Ob das Geschehen im Mittelalter wohl der Anfang aller Klischees und Streitigkeiten zwischen Badenern und Schwaben war?

Zunächst einmal muss wohl gesagt werden, dass man fälschlicherweise von Schwaben spricht, und dabei doch eigentlich Württemberg meint.
Baden und Württemberg sind dynastische Begriffe, Alemannen und Schwaben hingegen Stammesbegriffe“, erklärt Werner Mezger, der an der Universität Freiburg Professor für Kulturanthropologie und Europäische Ethnologie ist und seinen Schwerpunkt auf südwestdeutsche Regionalkultur gelegt hat. 

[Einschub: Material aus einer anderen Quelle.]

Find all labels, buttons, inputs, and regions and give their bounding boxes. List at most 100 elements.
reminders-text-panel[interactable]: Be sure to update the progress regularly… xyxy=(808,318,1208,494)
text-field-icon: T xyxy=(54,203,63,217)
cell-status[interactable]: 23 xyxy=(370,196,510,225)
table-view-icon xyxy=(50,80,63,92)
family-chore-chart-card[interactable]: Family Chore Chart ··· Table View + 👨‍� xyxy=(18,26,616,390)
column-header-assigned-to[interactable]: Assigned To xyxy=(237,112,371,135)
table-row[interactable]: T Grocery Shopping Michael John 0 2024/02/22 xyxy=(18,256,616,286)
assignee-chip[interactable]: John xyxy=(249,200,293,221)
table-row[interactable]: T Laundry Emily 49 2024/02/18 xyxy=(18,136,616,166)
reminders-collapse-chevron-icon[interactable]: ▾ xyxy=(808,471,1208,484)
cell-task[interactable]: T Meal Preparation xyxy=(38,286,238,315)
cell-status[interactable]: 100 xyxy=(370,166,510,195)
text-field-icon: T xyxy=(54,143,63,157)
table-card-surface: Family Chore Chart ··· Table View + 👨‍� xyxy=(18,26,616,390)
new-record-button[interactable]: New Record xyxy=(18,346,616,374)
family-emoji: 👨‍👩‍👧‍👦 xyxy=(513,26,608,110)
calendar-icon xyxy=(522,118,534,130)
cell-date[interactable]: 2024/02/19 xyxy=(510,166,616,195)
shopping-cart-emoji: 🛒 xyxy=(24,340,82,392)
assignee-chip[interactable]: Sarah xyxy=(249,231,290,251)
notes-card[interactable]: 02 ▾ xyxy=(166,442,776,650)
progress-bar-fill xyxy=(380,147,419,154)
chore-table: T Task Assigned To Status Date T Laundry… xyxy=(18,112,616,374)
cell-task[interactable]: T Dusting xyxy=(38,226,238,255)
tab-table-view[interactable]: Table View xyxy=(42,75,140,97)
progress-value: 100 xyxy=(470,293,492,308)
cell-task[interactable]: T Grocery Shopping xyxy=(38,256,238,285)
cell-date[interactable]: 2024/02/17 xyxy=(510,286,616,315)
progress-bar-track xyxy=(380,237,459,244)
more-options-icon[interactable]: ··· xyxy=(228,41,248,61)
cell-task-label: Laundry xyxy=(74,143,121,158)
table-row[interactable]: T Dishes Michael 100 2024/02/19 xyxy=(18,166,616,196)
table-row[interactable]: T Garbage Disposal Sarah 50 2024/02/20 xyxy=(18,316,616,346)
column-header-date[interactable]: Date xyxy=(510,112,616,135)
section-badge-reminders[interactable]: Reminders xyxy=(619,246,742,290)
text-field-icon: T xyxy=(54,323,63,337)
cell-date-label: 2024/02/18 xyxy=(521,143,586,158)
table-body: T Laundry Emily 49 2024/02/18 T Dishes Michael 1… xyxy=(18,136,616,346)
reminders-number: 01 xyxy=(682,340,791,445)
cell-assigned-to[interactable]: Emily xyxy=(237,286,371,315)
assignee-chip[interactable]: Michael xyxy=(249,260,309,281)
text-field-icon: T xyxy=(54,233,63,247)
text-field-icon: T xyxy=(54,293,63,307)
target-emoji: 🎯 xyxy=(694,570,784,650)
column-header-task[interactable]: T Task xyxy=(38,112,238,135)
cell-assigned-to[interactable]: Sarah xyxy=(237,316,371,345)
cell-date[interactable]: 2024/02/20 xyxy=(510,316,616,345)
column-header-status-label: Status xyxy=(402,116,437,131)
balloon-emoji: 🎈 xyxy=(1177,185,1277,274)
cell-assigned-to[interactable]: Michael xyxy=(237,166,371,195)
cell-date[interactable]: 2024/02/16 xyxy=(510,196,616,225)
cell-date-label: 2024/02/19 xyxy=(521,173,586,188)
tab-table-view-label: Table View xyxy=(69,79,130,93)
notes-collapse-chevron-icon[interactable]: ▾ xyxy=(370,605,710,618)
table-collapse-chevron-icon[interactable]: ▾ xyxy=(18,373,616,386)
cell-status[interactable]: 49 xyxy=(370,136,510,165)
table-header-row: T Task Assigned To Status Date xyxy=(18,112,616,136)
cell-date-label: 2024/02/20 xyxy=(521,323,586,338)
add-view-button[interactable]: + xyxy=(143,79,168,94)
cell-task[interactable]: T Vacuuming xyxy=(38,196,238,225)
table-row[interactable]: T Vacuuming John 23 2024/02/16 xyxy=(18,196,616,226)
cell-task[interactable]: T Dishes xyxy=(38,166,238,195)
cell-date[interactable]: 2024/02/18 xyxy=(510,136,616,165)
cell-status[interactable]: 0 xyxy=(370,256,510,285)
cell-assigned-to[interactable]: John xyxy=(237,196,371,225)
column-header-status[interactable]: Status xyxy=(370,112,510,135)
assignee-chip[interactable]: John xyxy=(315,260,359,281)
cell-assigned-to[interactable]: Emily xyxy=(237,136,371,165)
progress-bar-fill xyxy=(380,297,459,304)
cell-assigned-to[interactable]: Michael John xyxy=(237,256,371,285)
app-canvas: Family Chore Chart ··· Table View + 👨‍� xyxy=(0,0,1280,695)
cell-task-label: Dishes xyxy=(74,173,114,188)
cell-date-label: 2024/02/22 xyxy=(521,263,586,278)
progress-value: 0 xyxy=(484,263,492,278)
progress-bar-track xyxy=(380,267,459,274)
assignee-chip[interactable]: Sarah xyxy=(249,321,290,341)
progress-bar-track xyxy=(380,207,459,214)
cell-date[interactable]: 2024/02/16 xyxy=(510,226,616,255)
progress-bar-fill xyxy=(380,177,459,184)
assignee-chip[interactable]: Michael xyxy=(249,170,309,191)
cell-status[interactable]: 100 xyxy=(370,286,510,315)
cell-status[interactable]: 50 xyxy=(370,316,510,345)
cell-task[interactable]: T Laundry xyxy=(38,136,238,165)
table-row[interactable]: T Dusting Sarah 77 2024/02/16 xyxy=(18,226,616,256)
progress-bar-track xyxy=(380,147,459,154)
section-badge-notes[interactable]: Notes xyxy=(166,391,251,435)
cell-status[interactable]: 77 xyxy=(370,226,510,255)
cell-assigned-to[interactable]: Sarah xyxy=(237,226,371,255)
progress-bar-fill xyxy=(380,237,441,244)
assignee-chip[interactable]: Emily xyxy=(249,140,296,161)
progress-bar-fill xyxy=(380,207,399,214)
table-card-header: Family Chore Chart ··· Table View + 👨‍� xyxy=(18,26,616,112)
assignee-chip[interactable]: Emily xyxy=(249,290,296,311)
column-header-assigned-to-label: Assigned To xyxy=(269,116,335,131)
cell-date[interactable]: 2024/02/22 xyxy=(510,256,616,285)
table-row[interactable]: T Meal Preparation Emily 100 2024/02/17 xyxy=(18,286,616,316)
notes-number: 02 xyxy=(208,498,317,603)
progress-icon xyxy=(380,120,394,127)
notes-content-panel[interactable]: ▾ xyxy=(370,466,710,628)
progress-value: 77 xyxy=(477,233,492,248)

Die Witze, die Badener so gern und oft über ihre Nachbarn machen, seien jedoch meistens Einbahnstraßen. Der liebevoll kultivierte Konflikt zwischen den beiden, habe sich erst nach der Einigung zu einem gemeinsamen Südweststaat herausgebildet. Hinter all den Klischees und Späßen stecke ein Gefühl des Zukurzgekommenseins seitens der Badener erklärt Prof. Dr. Mezger. „Bei der Gründung des Bundeslandes 1952 hat Baden mit Karlsruhe seine Hauptstadt verloren. Auch wenn man versuchte den Verlust mit einer Münzprägeanstalt oder bundesweit relevanten Rechtsinstanzen aufzuwerten, ersetzt all das jedoch keine Hauptstadt eines ehemals selbstständigen Landes.“

Badener führend in der Gastronomie

Quantitativ gab es zur Zeit der Gründung des Bundeslandes mehr Württemberger, welche von Beginn an dafür waren, die Länder zu fusionieren. Auch das hat zum Unterlegenheitsgefühl der Badener beigetragen, da sie zahlenmäßig unterlegen waren. „Wenig hilfreich dabei ist auch die Tatsache, dass sich der industrielle Schwerpunkt Baden-Württembergs um die Landeshauptstadt Stuttgart konzentriert. Die Badener haben hingegen im Bereich der Gastronomie die Nase vorn“, sagt Prof. Dr. Mezger.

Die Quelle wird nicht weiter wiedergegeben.